Richard Biener <[email protected]> writes:
> On Wed, Jul 26, 2023 at 11:14 AM Richard Sandiford
> <[email protected]> wrote:
>>
>> Richard Biener <[email protected]> writes:
>> > On Wed, Jul 26, 2023 at 4:02 AM Hao Liu OS via Gcc-patches
>> > <[email protected]> wrote:
>> >>
>> >> > When was STMT_VINFO_REDUC_DEF empty? I just want to make sure that
>> >> > we're not papering over an issue elsewhere.
>> >>
>> >> Yes, I also wonder if this is an issue in vectorizable_reduction. Below
>> >> is the the gimple of "gcc.target/aarch64/sve/cost_model_13.c":
>> >>
>> >> <bb 3>:
>> >> # res_18 = PHI <res_15(7), 0(6)>
>> >> # i_20 = PHI <i_16(7), 0(6)>
>> >> _1 = (long unsigned int) i_20;
>> >> _2 = _1 * 2;
>> >> _3 = x_14(D) + _2;
>> >> _4 = *_3;
>> >> _5 = (unsigned short) _4;
>> >> res.0_6 = (unsigned short) res_18;
>> >> _7 = _5 + res.0_6; <-- The current stmt_info
>> >> res_15 = (short int) _7;
>> >> i_16 = i_20 + 1;
>> >> if (n_11(D) > i_16)
>> >> goto <bb 7>;
>> >> else
>> >> goto <bb 4>;
>> >>
>> >> <bb 7>:
>> >> goto <bb 3>;
>> >>
>> >> It looks like that STMT_VINFO_REDUC_DEF should be "res_18 = PHI
>> >> <res_15(7), 0(6)>"?
>> >> The status here is:
>> >> STMT_VINFO_REDUC_IDX (stmt_info): 1
>> >> STMT_VINFO_REDUC_TYPE (stmt_info): TREE_CODE_REDUCTION
>> >> STMT_VINFO_REDUC_VECTYPE (stmt_info): 0x0
>> >
>> > Not all stmts in the SSA cycle forming the reduction have
>> > STMT_VINFO_REDUC_DEF set,
>> > only the last (latch def) and live stmts have at the moment.
>>
>> Ah, thanks. In that case, Hao, I think we can avoid the ICE by changing:
>>
>> if ((kind == scalar_stmt || kind == vector_stmt || kind == vec_to_scalar)
>> && vect_is_reduction (stmt_info))
>>
>> to:
>>
>> if ((kind == scalar_stmt || kind == vector_stmt || kind == vec_to_scalar)
>> && STMT_VINFO_LIVE_P (stmt_info)
>> && vect_is_reduction (stmt_info))
>>
>> instead of using a null check.
>
> But as seen you will miss stmts that are part of the reduction then?
Yeah, but the code is doing a maximum of all the reductions in the loop:
/* ??? Ideally we'd do COUNT reductions in parallel, but unfortunately
that's not yet the case. */
ops->reduction_latency = MAX (ops->reduction_latency, base * count);
So as it stands, we only need to see each reduction (as opposed to each
reduction statement) once.
But we do want to know the length of each reduction...
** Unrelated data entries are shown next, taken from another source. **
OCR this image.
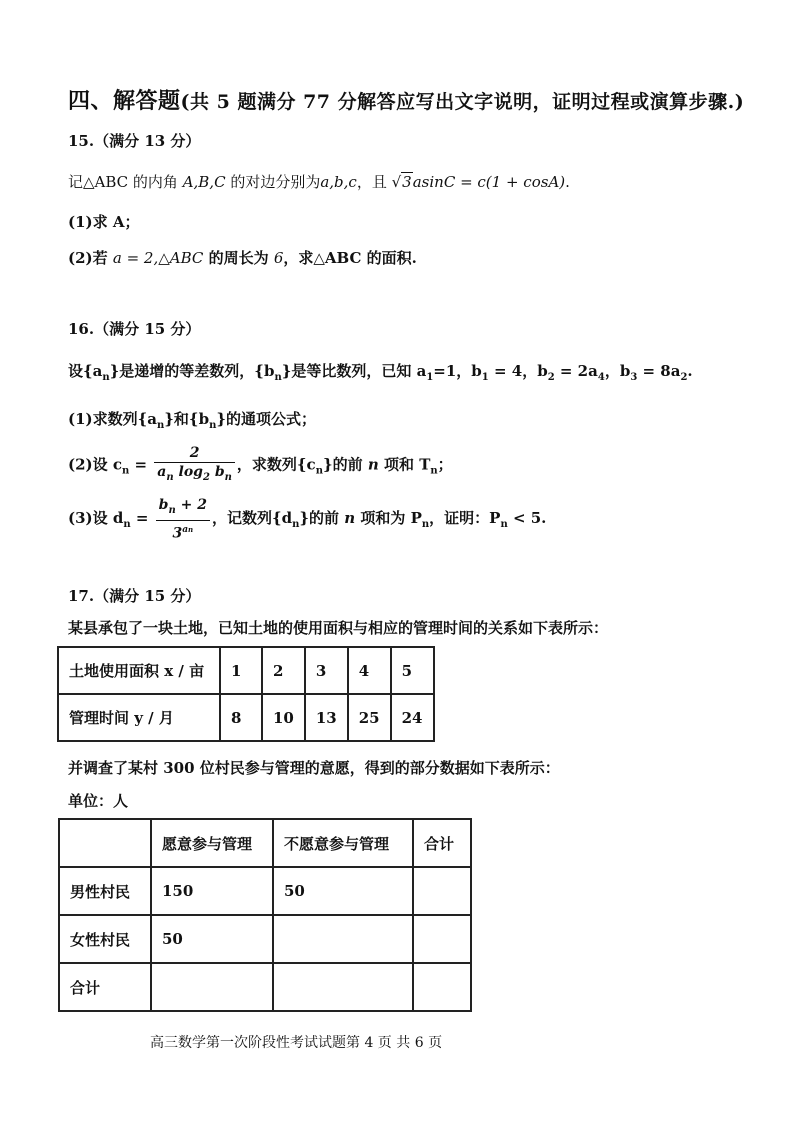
四、解答题(共 5 题满分 77 分解答应写出文字说明，证明过程或演算步骤.)
15.（满分 13 分）
记△ABC 的内角 A,B,C 的对边分别为a,b,c，且 √3asinC = c(1 + cosA).
(1)求 A；
(2)若 a = 2,△ABC 的周长为 6，求△ABC 的面积.
16.（满分 15 分）
设$\{a_n\}$是递增的等差数列，$\{b_n\}$是等比数列，已知 $a_1=1$，$b_1 = 4$，$b_2 = 2a_4$，$b_3 = 8a_2$.
(1)求数列$\{a_n\}$和$\{b_n\}$的通项公式；
(2)设 $c_n = \frac{2}{a_n \log_2 b_n}$ ，求数列$\{c_n\}$的前 n 项和 $T_n$；
(3)设 $d_n = \frac{b_n + 2}{3^{an}}$ ，记数列$\{d_n\}$的前 n 项和为 $P_n$，证明：$P_n < 5$.
17.（满分 15 分）
某县承包了一块土地，已知土地的使用面积与相应的管理时间的关系如下表所示：
土地使用面积 x / 亩	1	2	3	4	5
管理时间 y / 月	8	10	13	25	24
并调查了某村 300 位村民参与管理的意愿，得到的部分数据如下表所示：
单位：人
	愿意参与管理	不愿意参与管理	合计
男性村民	150	50	
女性村民	50		
合计			
高三数学第一次阶段性考试试题第 4 页 共 6 页
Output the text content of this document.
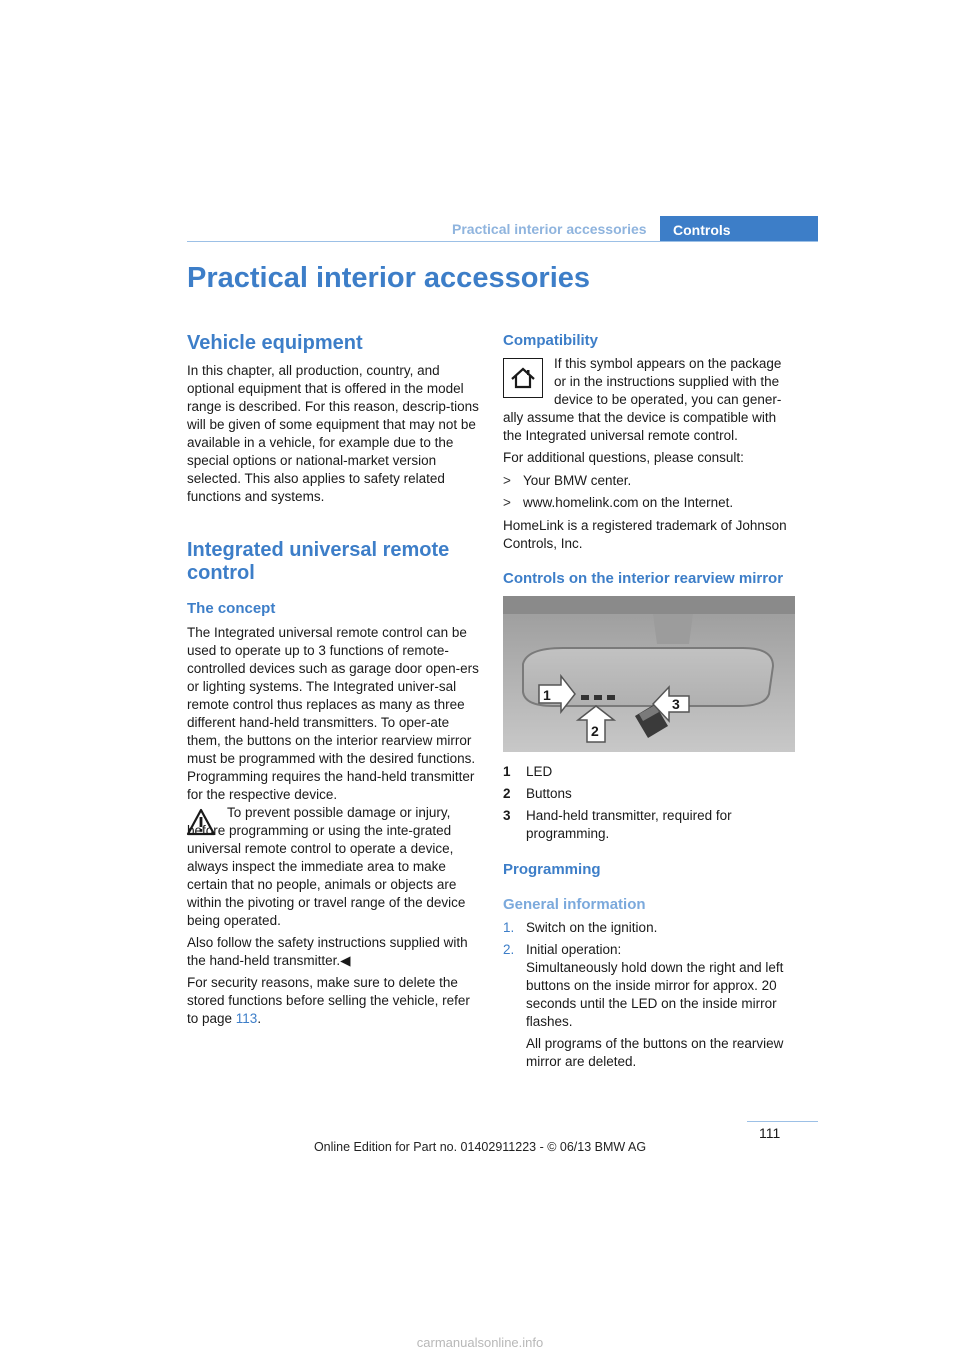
Practical interior accessories	Controls
Practical interior accessories
Vehicle equipment

In this chapter, all production, country, and optional equipment that is offered in the model range is described. For this reason, descrip-tions will be given of some equipment that may not be available in a vehicle, for example due to the special options or national-market version selected. This also applies to safety related functions and systems.

Integrated universal remote
control
The concept

The Integrated universal remote control can be used to operate up to 3 functions of remote-controlled devices such as garage door open-ers or lighting systems. The Integrated univer-sal remote control thus replaces as many as three different hand-held transmitters. To oper-ate them, the buttons on the interior rearview mirror must be programmed with the desired functions. Programming requires the hand-held transmitter for the respective device.

To prevent possible damage or injury, before programming or using the inte-grated universal remote control to operate a device, always inspect the immediate area to make certain that no people, animals or objects are within the pivoting or travel range of the device being operated.

Also follow the safety instructions supplied with the hand-held transmitter.◀

For security reasons, make sure to delete the stored functions before selling the vehicle, refer to page 113.

Compatibility

If this symbol appears on the package or in the instructions supplied with the device to be operated, you can gener-

ally assume that the device is compatible with the Integrated universal remote control.

For additional questions, please consult:

> Your BMW center.
> www.homelink.com on the Internet.

HomeLink is a registered trademark of Johnson Controls, Inc.

Controls on the interior rearview mirror
1
2
3
1 LED
2 Buttons
3	Hand-held transmitter, required for programming.
Programming
General information
1. Switch on the ignition.
2. Initial operation:

Simultaneously hold down the right and left buttons on the inside mirror for approx. 20 seconds until the LED on the inside mirror flashes.

All programs of the buttons on the rearview mirror are deleted.

111
Online Edition for Part no. 01402911223 - © 06/13 BMW AG
carmanualsonline.info
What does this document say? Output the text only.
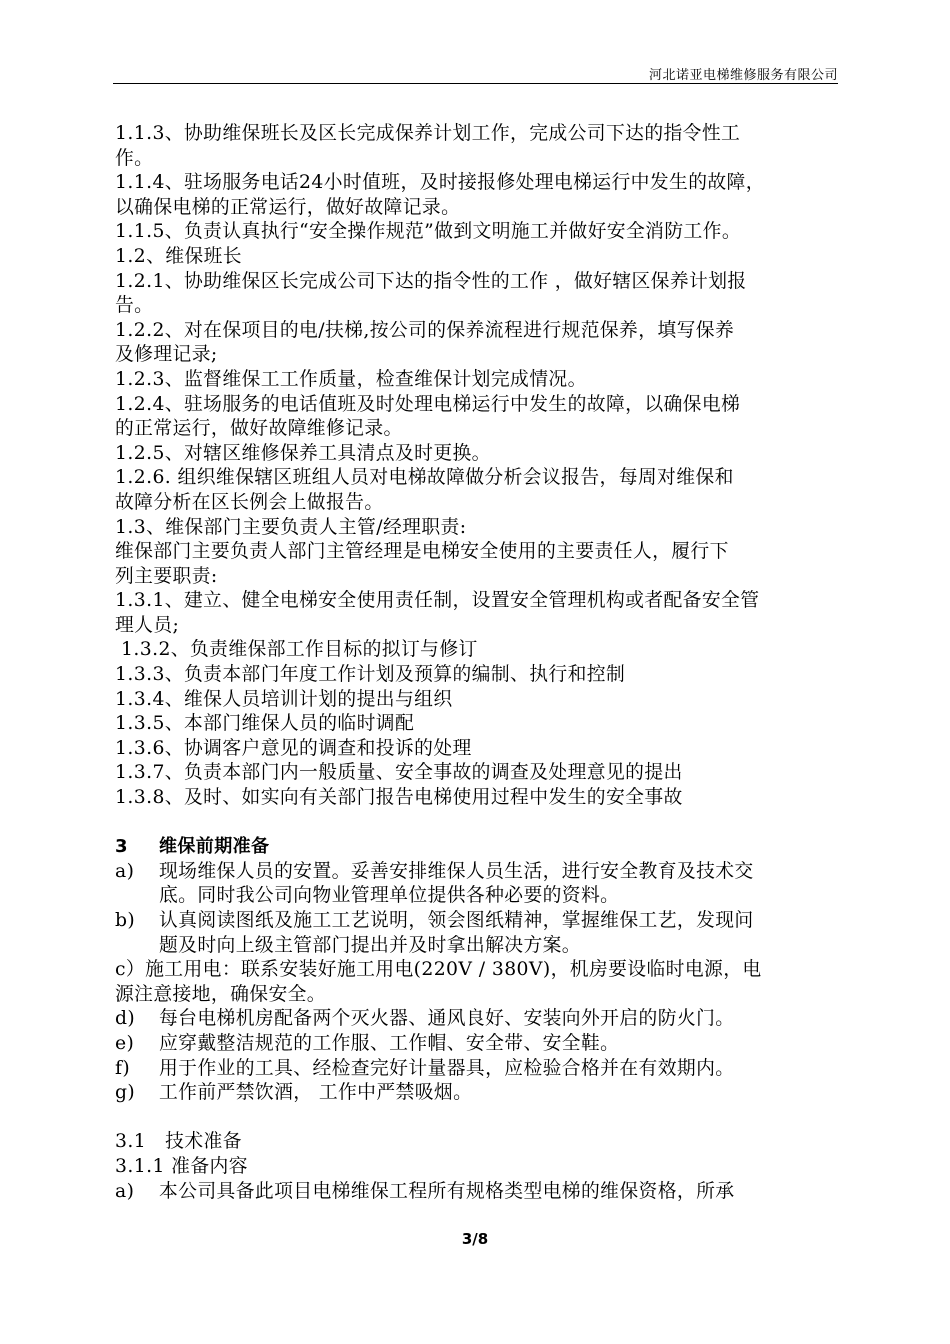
河北诺亚电梯维修服务有限公司
1.1.3、协助维保班长及区长完成保养计划工作，完成公司下达的指令性工
作。
1.1.4、驻场服务电话24小时值班，及时接报修处理电梯运行中发生的故障，
以确保电梯的正常运行，做好故障记录。
1.1.5、负责认真执行“安全操作规范”做到文明施工并做好安全消防工作。
1.2、维保班长
1.2.1、协助维保区长完成公司下达的指令性的工作 ，做好辖区保养计划报
告。
1.2.2、对在保项目的电/扶梯,按公司的保养流程进行规范保养，填写保养
及修理记录;
1.2.3、监督维保工工作质量，检查维保计划完成情况。
1.2.4、驻场服务的电话值班及时处理电梯运行中发生的故障，以确保电梯
的正常运行，做好故障维修记录。
1.2.5、对辖区维修保养工具清点及时更换。
1.2.6. 组织维保辖区班组人员对电梯故障做分析会议报告，每周对维保和
故障分析在区长例会上做报告。
1.3、维保部门主要负责人主管/经理职责:
维保部门主要负责人部门主管经理是电梯安全使用的主要责任人，履行下
列主要职责:
1.3.1、建立、健全电梯安全使用责任制，设置安全管理机构或者配备安全管
理人员;
1.3.2、负责维保部工作目标的拟订与修订
1.3.3、负责本部门年度工作计划及预算的编制、执行和控制
1.3.4、维保人员培训计划的提出与组织
1.3.5、本部门维保人员的临时调配
1.3.6、协调客户意见的调查和投诉的处理
1.3.7、负责本部门内一般质量、安全事故的调查及处理意见的提出
1.3.8、及时、如实向有关部门报告电梯使用过程中发生的安全事故
3 维保前期准备
a)	现场维保人员的安置。妥善安排维保人员生活，进行安全教育及技术交
底。同时我公司向物业管理单位提供各种必要的资料。
b)	认真阅读图纸及施工工艺说明，领会图纸精神，掌握维保工艺，发现问
题及时向上级主管部门提出并及时拿出解决方案。
c）施工用电：联系安装好施工用电(220V / 380V)，机房要设临时电源，电
源注意接地，确保安全。
d)	每台电梯机房配备两个灭火器、通风良好、安装向外开启的防火门。
e)	应穿戴整洁规范的工作服、工作帽、安全带、安全鞋。
f)	用于作业的工具、经检查完好计量器具，应检验合格并在有效期内。
g)	工作前严禁饮酒， 工作中严禁吸烟。
3.1   技术准备
3.1.1 准备内容
a)	本公司具备此项目电梯维保工程所有规格类型电梯的维保资格，所承
3/8
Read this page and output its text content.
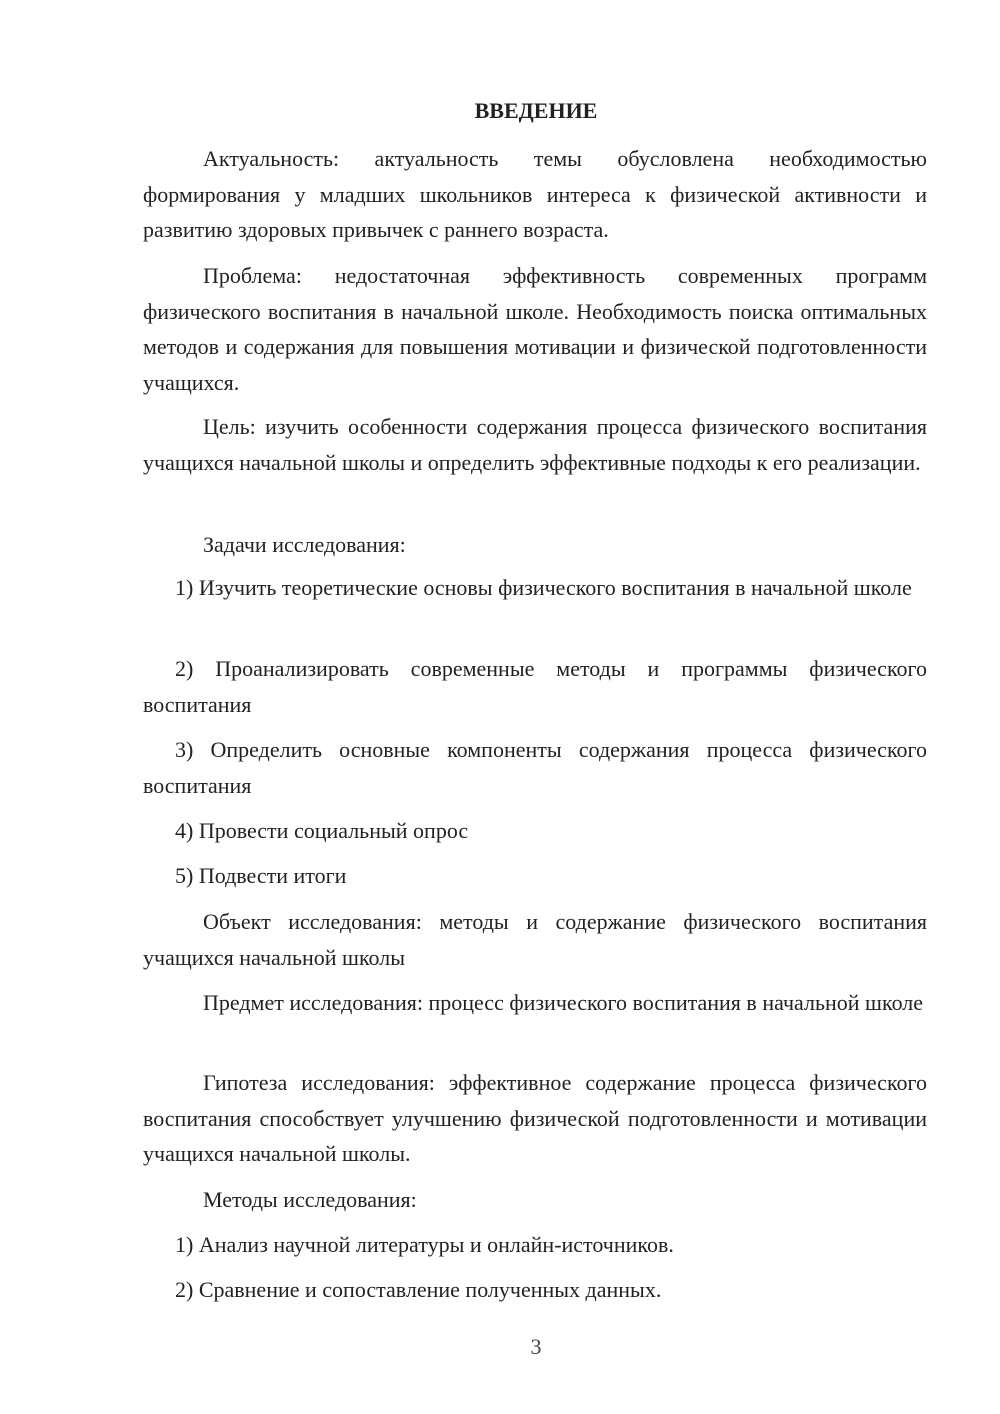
ВВЕДЕНИЕ

Актуальность: актуальность темы обусловлена необходимостью формирования у младших школьников интереса к физической активности и развитию здоровых привычек с раннего возраста.

Проблема: недостаточная эффективность современных программ физического воспитания в начальной школе. Необходимость поиска оптимальных методов и содержания для повышения мотивации и физической подготовленности учащихся.

Цель: изучить особенности содержания процесса физического воспитания учащихся начальной школы и определить эффективные подходы к его реализации.

Задачи исследования:

1) Изучить теоретические основы физического воспитания в начальной школе

2) Проанализировать современные методы и программы физического воспитания

3) Определить основные компоненты содержания процесса физического воспитания

4) Провести социальный опрос

5) Подвести итоги

Объект исследования: методы и содержание физического воспитания учащихся начальной школы

Предмет исследования: процесс физического воспитания в начальной школе

Гипотеза исследования: эффективное содержание процесса физического воспитания способствует улучшению физической подготовленности и мотивации учащихся начальной школы.

Методы исследования:

1) Анализ научной литературы и онлайн-источников.

2) Сравнение и сопоставление полученных данных.

3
> In principle we could put STMT_VINFO_REDUC_DEF to other stmts
> as well. See vectorizable_reduction in the
>
> while (reduc_def != PHI_RESULT (reduc_def_phi))
>
> loop.
Nod. That's where I'd got the STMT_VINFO_LIVE_P thing from.
>> I see that vectorizable_reduction calculates a reduc_chain_length.
>> Would it be OK to store that in the stmt_vec_info? I suppose the
>> AArch64 code should be multiplying by that as well. (It would be a
>> separate patch from this one though.)
>
> I don't think that's too relevant here (it also counts noop conversions).
Bah. I'm loath to copy that loop and just pick out the relevant
statements though.
I suppose if every statement had a STMT_VINFO_REDUC_DEF, aarch64 could
maintain a hash map from STMT_VINFO_REDUC_DEF to total latencies, and
then take the maximum of those total latencies. It sounds pretty
complex though...
Thanks,
Richard